Time is flying by. We finished up that previous photo real project I was mentioning in my last post. It was a commercial for LG brand televisions. The commercial featured a bunch of robots made up of parts from inside the television. They come to life late at night in the living room of a modern looking home and have themselves a little rave party. Then the owners of the house come home and they all scurry back into the television and hide. The designs for the robots were pretty cool and were VERY highly detailed. The commercial featured live action background plates with CG robots. This project was animated in Maya, with all the lighting and rendering done in Max/Vray. It was refreshing to be back in software that I knew very well. The project went very smoothly once all the characters were approved. All the characters were highly reflective and had a large range of material types on them. Everything from chrome and etched metals to glass, plastics, translucent bits and glowing LED lights. I learned a fair amount about eliminating grain in Vray on this project. Rendertimes were fantastic considering the complexity. We were using full 360 HDR light rigs with GI, glossy reflections, glossy refractions, translucency, 3d motion blur and DOF all rendered in camera. The longest frame times were just under 4 hours for shots where the character completely filled the frame. Most shots were 45 minutes or less for final renders. The commercial is being shown over seas, unfortunately. I'm not sure when or if it will be shown here in the US.

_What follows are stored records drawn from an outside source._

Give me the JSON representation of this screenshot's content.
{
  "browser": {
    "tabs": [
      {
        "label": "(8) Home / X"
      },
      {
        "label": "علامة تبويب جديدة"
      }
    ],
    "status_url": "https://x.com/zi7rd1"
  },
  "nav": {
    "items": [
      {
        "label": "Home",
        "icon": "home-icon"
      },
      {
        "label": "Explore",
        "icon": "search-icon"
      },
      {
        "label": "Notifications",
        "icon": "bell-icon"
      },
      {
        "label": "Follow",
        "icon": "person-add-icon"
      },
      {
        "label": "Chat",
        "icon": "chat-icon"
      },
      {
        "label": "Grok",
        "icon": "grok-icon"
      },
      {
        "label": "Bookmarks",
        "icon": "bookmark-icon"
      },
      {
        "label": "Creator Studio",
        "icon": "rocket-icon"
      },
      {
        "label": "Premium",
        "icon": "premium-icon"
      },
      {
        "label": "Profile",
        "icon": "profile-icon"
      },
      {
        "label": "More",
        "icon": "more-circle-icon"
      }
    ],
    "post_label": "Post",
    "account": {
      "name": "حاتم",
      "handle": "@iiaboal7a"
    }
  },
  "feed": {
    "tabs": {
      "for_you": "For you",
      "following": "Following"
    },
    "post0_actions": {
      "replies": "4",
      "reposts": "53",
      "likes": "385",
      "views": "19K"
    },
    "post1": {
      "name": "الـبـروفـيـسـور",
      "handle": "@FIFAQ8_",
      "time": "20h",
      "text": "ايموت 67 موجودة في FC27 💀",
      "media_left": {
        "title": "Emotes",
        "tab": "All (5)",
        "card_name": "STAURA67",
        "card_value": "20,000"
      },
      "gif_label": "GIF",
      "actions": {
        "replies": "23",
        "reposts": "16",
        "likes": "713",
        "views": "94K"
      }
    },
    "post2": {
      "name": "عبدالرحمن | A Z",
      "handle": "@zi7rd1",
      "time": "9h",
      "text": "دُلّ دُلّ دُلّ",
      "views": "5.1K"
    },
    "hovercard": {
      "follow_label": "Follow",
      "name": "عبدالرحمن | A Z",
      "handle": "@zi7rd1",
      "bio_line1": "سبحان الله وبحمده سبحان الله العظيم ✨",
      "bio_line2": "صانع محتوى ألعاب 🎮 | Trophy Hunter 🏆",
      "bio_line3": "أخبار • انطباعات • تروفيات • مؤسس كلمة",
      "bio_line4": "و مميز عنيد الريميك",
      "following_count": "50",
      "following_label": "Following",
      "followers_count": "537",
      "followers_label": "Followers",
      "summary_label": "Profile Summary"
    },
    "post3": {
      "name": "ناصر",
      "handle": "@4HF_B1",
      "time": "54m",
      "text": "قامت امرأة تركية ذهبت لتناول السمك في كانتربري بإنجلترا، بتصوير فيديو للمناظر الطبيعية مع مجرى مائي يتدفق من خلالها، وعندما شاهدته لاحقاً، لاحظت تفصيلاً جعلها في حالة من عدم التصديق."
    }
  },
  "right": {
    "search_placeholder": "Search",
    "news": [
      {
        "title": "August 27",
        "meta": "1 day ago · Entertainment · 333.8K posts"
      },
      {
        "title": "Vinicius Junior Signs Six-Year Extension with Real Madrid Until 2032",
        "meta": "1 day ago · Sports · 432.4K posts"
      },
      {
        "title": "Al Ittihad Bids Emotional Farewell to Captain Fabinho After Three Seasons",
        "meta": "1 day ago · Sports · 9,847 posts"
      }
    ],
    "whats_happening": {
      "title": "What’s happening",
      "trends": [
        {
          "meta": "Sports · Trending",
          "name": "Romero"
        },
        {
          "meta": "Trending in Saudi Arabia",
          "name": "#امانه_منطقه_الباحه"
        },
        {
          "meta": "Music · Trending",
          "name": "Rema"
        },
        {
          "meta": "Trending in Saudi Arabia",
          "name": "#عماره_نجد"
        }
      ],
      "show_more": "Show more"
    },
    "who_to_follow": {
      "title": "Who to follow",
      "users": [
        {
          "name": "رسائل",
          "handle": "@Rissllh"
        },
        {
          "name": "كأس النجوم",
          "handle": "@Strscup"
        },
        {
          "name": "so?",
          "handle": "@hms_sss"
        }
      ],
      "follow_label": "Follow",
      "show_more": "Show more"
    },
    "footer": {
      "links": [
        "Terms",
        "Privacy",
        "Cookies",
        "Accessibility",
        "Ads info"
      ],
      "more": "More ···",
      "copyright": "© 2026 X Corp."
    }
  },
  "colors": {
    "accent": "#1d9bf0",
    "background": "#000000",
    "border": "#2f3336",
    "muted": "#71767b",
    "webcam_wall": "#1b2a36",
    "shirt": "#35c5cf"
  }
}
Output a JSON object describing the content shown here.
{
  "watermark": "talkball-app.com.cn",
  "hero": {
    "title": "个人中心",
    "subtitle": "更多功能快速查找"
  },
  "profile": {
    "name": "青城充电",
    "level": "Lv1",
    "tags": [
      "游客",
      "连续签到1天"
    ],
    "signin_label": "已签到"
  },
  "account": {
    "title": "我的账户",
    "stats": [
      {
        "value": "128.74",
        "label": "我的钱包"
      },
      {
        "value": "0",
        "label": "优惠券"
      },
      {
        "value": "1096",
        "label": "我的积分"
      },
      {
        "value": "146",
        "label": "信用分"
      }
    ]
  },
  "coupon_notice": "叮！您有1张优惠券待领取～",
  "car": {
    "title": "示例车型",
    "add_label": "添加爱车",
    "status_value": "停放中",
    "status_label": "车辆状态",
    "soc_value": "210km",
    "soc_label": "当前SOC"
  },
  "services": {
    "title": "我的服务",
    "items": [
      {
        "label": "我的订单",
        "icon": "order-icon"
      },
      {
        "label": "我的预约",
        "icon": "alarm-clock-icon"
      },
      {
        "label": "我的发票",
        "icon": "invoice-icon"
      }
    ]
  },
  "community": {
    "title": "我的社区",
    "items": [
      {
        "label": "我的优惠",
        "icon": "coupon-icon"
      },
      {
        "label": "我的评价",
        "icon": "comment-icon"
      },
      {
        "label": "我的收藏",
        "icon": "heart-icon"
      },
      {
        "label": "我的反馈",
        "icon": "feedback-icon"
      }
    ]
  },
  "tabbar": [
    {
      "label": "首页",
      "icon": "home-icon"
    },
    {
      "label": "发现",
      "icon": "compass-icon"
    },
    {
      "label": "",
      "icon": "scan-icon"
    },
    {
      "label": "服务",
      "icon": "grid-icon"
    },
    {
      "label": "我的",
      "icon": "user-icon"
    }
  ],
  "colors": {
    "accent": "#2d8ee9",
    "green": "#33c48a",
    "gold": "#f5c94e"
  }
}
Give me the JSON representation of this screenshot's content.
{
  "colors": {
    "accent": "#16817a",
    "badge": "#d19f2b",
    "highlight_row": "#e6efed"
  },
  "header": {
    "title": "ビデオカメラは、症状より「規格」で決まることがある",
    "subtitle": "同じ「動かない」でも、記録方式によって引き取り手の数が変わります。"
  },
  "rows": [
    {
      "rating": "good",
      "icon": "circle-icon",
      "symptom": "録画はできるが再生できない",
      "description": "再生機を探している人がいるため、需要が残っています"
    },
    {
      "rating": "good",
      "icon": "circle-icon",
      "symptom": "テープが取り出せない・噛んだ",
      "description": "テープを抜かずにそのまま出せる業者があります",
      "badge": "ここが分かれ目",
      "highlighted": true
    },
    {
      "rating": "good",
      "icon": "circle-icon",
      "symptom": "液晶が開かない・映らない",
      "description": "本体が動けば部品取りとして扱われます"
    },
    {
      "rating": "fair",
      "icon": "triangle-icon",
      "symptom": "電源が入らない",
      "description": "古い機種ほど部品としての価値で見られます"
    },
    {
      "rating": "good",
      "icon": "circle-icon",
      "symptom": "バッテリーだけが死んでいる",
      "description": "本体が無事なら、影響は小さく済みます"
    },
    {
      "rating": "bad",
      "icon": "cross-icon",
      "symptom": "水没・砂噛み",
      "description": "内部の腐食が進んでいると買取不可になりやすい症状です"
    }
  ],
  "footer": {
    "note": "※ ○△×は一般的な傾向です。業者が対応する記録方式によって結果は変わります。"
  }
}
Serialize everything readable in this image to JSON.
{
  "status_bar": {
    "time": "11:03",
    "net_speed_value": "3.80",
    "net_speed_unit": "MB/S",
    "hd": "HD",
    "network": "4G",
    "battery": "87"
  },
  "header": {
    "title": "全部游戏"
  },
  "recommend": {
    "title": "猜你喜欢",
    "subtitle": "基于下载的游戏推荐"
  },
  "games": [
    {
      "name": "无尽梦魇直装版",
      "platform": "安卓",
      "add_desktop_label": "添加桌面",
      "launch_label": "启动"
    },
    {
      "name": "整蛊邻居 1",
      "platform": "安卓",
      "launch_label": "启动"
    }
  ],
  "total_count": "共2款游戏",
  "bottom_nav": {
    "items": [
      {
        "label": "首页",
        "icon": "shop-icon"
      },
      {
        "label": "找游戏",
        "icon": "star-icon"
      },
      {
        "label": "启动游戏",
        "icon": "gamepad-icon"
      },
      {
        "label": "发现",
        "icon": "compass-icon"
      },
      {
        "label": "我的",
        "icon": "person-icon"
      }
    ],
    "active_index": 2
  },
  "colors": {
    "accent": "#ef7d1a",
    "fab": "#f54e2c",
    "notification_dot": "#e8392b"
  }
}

I'm currently working on a commercial for Sobe which will be shown durring the super bowl. This project is pretty intense. We're nearing the end though. I can't give any details about it yet, but it is being animated in Maya and rendered out of Lightwave. I was a little worried jumping back into Lightwave after being out of it on the LG spot for a couple months. Suprisingly, it all came back to me pretty quickly. We're about a week away from delivery and unless there are some last minute "gotcha's" we should deliver right on time. Now that I said that I'm sure to get a big list of notes ;) .

There is a pretty good chance on the next project I'm on I'll be modeling the main character. Should be interesting considering I'm more of an environment/lighting guy. I'm learning that Blur's artists are a lot more specialized than here at DD (at least in commercials). A generalist here really does do some of everything.